Credit rating agency Moody's has published its "2026 Global Outlook" report, declaring that stablecoins are undergoing a fundamental transformation from a cryptocurrency-native tool into core institutional market plumbing. The report provides compelling data showing stablecoins processed approximately 87% more settlement volume in 2025 compared to the previous year, reaching an estimated $9 trillion in activity based on on-chain transaction analysis.
Moody's analysis positions fiat-backed stablecoins and tokenized deposits as evolving into "digital cash" for critical financial functions. These include liquidity management, collateral movements, and settlements within an increasingly tokenized global financial system. The agency places stablecoins alongside tokenized bonds, funds, and credit products as part of a broader convergence between traditional finance (TradFi) and digital finance.

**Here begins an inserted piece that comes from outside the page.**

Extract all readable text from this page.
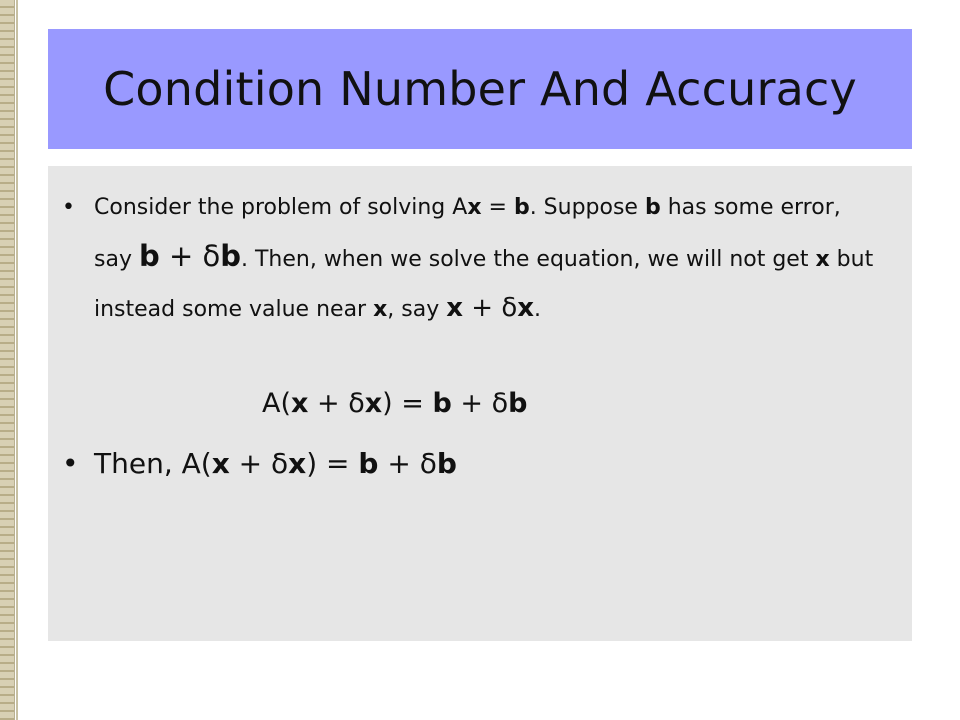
Condition Number And Accuracy
• Consider the problem of solving Ax = b. Suppose b has some error, say b + δb. Then, when we solve the equation, we will not get x but instead some value near x, say x + δx.
A(x + δx) = b + δb
• Then, A(x + δx) = b + δb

The report details that banks, asset managers, and market infrastructure providers spent 2025 running numerous pilots on blockchain settlement networks and tokenization platforms. The goal is to streamline issuance, post-trade processes, and intraday liquidity management. Moody's estimates that across these initiatives, more than $300 billion could be invested in digital finance and infrastructure by 2030 as firms build the necessary rails for large-scale tokenization and programmable settlement.
Within this evolving landscape, stablecoins and tokenized deposits are increasingly acting as the primary settlement asset for cross-border payments, repo transactions, and collateral transfers. The report notes that regulated institutions, including major banks like Citigroup and Société Générale, used cash and US Treasury-backed stablecoins in 2025 to facilitate intraday movements between funds, credit pools, and trading venues. JPM Coin is cited as a prime example of a deposit token model that integrates programmable payments into existing banking infrastructure.
Moody's highlights that regulation is starting to catch up with this shift. The report points to the European Union's Markets in Crypto-Assets Regulation (MiCA) framework, U.S. stablecoin and market structure proposals, and licensing frameworks in Singapore, Hong Kong, and the United Arab Emirates as evidence of a converging global regulatory approach. Specific examples include Société Générale–Forge's EURCV, a bank-issued product developed under the EU's emerging stablecoin framework.
Despite the optimistic outlook, Moody's stresses the transformation is far from risk-free. The report warns that as more value moves onto "digital rails," new forms of operational and counterparty risk could emerge from smart contract bugs, oracle failures, cyberattacks on custody systems, and fragmentation across multiple blockchains. The agency argues that security, interoperability, and governance will be just as critical as regulatory clarity for stablecoins to function as reliable institutional settlement assets and not become new sources of systemic vulnerability.